Model for the newly emerging UK national administrative data infrastructure. The SLS has become a path-breaking model that allows the linkage, holding, and analysis of highly personal data within appropriately strict legal and ethical constraints. For example, the Scottish Government use it as an exemplar of good practice in their development of national Data Sharing and Linkage Service, "The SLS has been of absolute fundamental importance to the development of the new National Data Sharing and Linking Service" [S3]. A senior member of Scottish Government argues "It is fair to say that the Scottish Longitudinal Study was a vital element in Scotland being able to make practical progress in this area quickly. This is because it had a solution that had been developed, tested and trusted. In particular, our thinking about governance of privacy and ethics issues is derived from that used for the SLS. The same is true for the processes of indexing and linking datasets themselves. These practical considerations would have taken much more time to think through if the SLS hadn't been around, risking frustration from Ministers and loss of momentum" [S4].

The SLS has become a very important model for other parts of the UK that are seeking to produce similar studies. The Administrative Data Taskforce (ADT) (making recommendations to David Willets, the Minister of State for Universities and Science, and BIS over the future of UK wide research infrastructure) has used the design of the SLS as a model for future UK-wide research centres) [S5]. The ADT argued that future "ADRC [Administrative Data Research Centres] could build on best practice from the experience of the ...Scottish Longitudinal Study (SLS)" (p.5 [S10]) and have a "data linkage process ... similar to that used by the Scottish Longitudinal Study (SLS), where personal identifying information is not held in the ADRC, but is matched through a third party service, such as the National Health Service Central Register" (p.6). One senior adviser to the ESRC comments that "The design, direction and future ambitions of the Scottish Longitudinal Study, together with its impressive achievements to date, have provided the prototype for the bold step forward that is now being taken by the Economic and Social Research Council, the statistical authorities of the UK and government departments. There is no doubt in my mind that if we did not have this valuable experience and example to draw on, we would have been much less likely to have attracted the capital funding gained to establish the Administrative Data Research Network." [S5].

Sources to corroborate the impact

Archived communication or agreed referee corroborating the use of SLS for data development within the respective governmental organisations.

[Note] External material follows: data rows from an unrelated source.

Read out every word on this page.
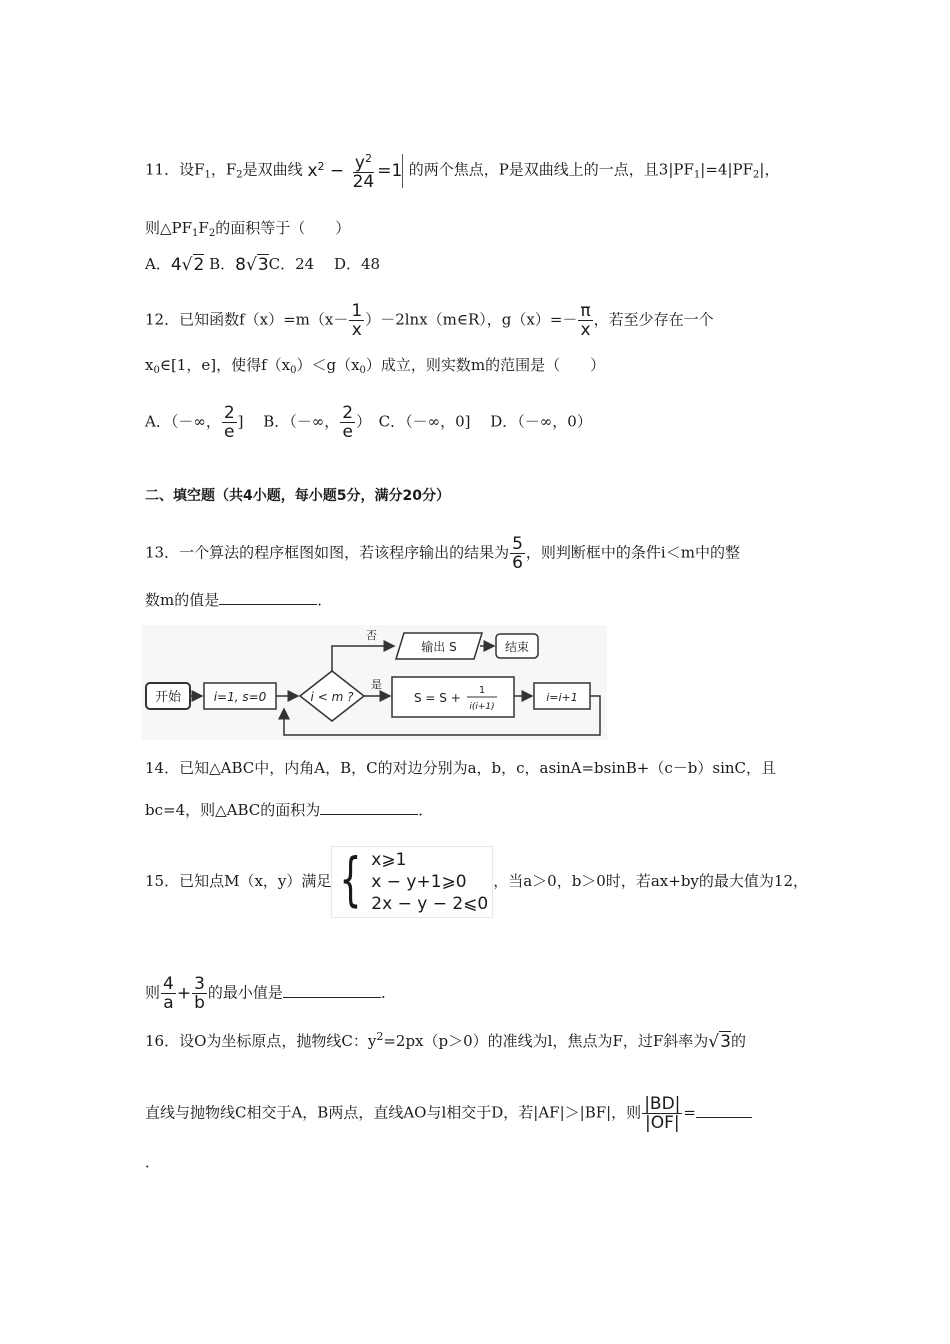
11．设$F_1$，$F_2$是双曲线 $x^2 - \frac{y^2}{24} =1$ 的两个焦点，P是双曲线上的一点，且$3|PF_1|=4|PF_2|$，
则$\triangle PF_1F_2$的面积等于（　　）
A．4√2 B．8√3C．24　 D．48
12．已知函数$f(x)=m(x- \frac{1}{x}$ ）－2lnx（m∈R），$g(x)=- \frac{\pi}{x}$ ，若至少存在一个
$x_0\in[1$，e]，使得$f(x_0)<g(x_0)$成立，则实数m的范围是（　　）
A．（－∞， $\frac{2}{e}$ ]　 B．（－∞， $\frac{2}{e}$ ）　C．（－∞，0]　 D．（－∞，0）
二、填空题（共4小题，每小题5分，满分20分）
13．一个算法的程序框图如图，若该程序输出的结果为 $\frac{5}{6}$ ，则判断框中的条件i＜m中的整
数m的值是	．
开始	i=1, s=0	i < m ?
否
输出 S	结束
是
S = S +
1
i(i+1)
i=i+1
14．已知△ABC中，内角A，B，C的对边分别为a，b，c，asinA=bsinB+（c－b）sinC，且
bc=4，则△ABC的面积为	．
15．已知点M（x，y）满足 { x⩾1
x − y+1⩾0
2x − y − 2⩽0
，当a＞0，b＞0时，若ax+by的最大值为12，
则 $\frac{4}{a} + \frac{3}{b}$ 的最小值是	．
16．设O为坐标原点，抛物线C：$y^2=2px(p>0)$的准线为l，焦点为F，过F斜率为√3的
直线与抛物线C相交于A，B两点，直线AO与l相交于D，若|AF|＞|BF|，则 $\frac{|BD|}{|OF|}$ =
．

[S1] Head of Department, National Record Office for Scotland, Scottish Government.

[S2] Head of Department, Northern Ireland Statistical Agency.

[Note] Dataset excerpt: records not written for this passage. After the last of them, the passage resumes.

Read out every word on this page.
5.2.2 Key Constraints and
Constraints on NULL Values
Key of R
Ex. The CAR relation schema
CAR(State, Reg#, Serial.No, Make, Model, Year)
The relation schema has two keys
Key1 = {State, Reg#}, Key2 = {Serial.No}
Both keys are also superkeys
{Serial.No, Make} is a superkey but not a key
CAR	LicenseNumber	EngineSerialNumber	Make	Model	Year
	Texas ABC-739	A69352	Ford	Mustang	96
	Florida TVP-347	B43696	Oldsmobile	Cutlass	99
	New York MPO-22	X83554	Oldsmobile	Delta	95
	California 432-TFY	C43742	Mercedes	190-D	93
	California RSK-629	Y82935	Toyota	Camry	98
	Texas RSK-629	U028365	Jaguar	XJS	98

[S3] Head of the Scottish Government's Data Sharing and Linkage Service.

[S4] Senior government official, Scottish Government.

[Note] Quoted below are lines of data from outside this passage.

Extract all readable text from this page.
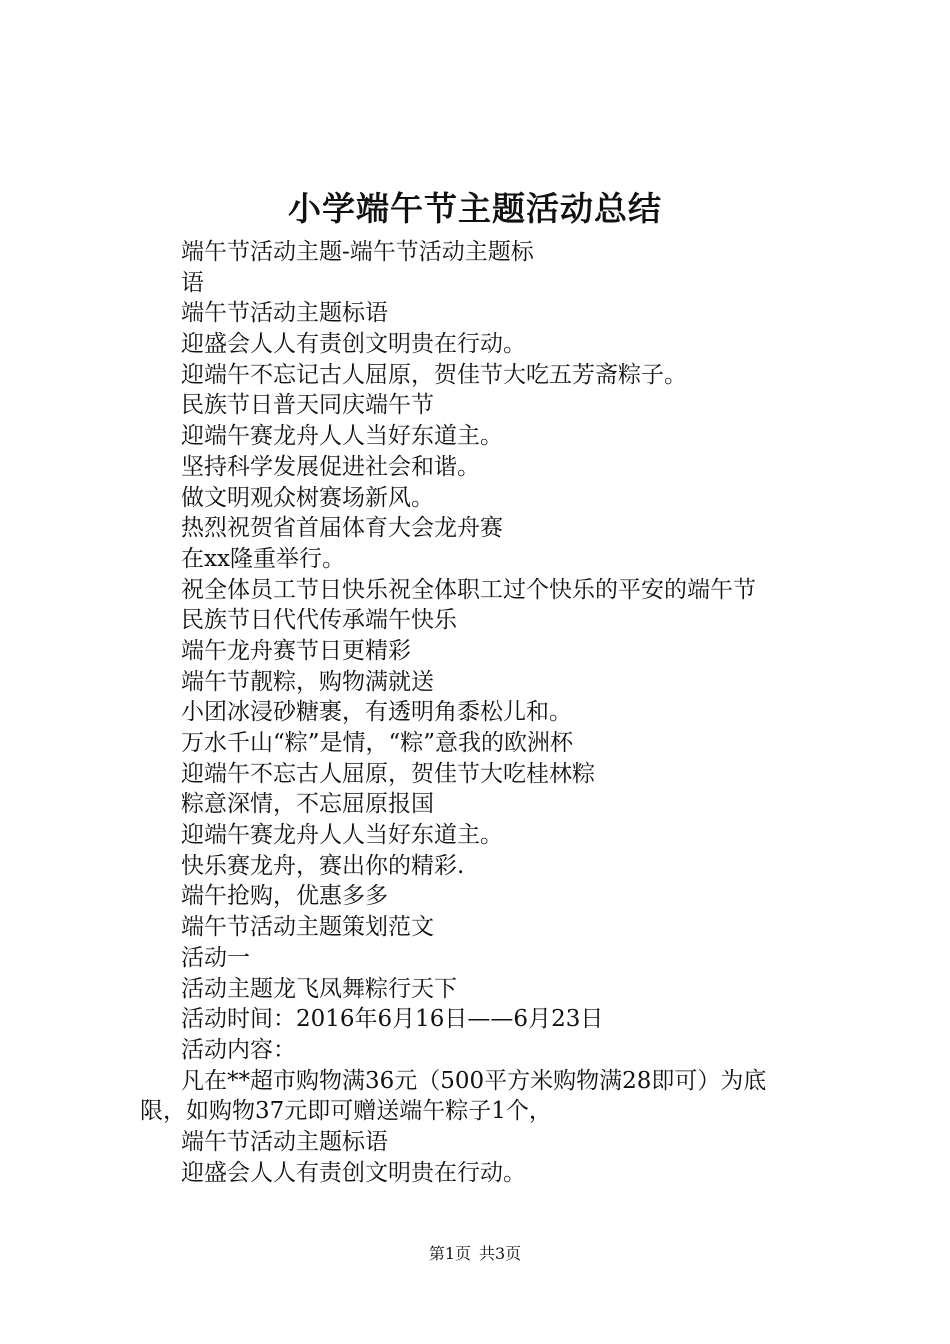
小学端午节主题活动总结
端午节活动主题-端午节活动主题标
语
端午节活动主题标语
迎盛会人人有责创文明贵在行动。
迎端午不忘记古人屈原，贺佳节大吃五芳斋粽子。
民族节日普天同庆端午节
迎端午赛龙舟人人当好东道主。
坚持科学发展促进社会和谐。
做文明观众树赛场新风。
热烈祝贺省首届体育大会龙舟赛
在xx隆重举行。
祝全体员工节日快乐祝全体职工过个快乐的平安的端午节
民族节日代代传承端午快乐
端午龙舟赛节日更精彩
端午节靓粽，购物满就送
小团冰浸砂糖裹，有透明角黍松儿和。
万水千山“粽”是情，“粽”意我的欧洲杯
迎端午不忘古人屈原，贺佳节大吃桂林粽
粽意深情，不忘屈原报国
迎端午赛龙舟人人当好东道主。
快乐赛龙舟，赛出你的精彩.
端午抢购，优惠多多
端午节活动主题策划范文
活动一
活动主题龙飞凤舞粽行天下
活动时间：2016年6月16日——6月23日
活动内容：
凡在**超市购物满36元（500平方米购物满28即可）为底
限，如购物37元即可赠送端午粽子1个，
端午节活动主题标语
迎盛会人人有责创文明贵在行动。
第1页 共3页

[S5] Senior academic adviser to the UK Economic and Social Research Council.

Reports/ papers

[S6] Scotland's Population 2010: The Registrar General's Annual Review of Demographic Trends 156th Edition.

[S7] Jan Freeke "Housing tenure change 1991-2001 in Scotland, Glasgow Conurbation & Glasgow City". Glasgow City Council.

[S8] McCollum, D. (2011) The Demographic and Socio-Economic Profile of Return Migrants and Long-Term In-Migrants in Scotland: Evidence from the Scottish Longitudinal Study. Scottish Government Social Research Report.

[S9] The UK Administrative Data Research Network: Improving Access for Research and Policy Report from the Administrative Data Taskforce - December 2012

[S10] Kirsty Corbett & Alan Winetrobe "Once a NEET, Always a NEET" Scottish Government.

[S11] Diane Stockton "The determinants of self-assessed health in Scottish adults" Scottish Public Health Observatory.

[S12] Katharine Sharpe "Area-based versus individual measures of socioeconomic background - How do they compare in predicting cancer incidence?" NHS Scotland, Information Services Division.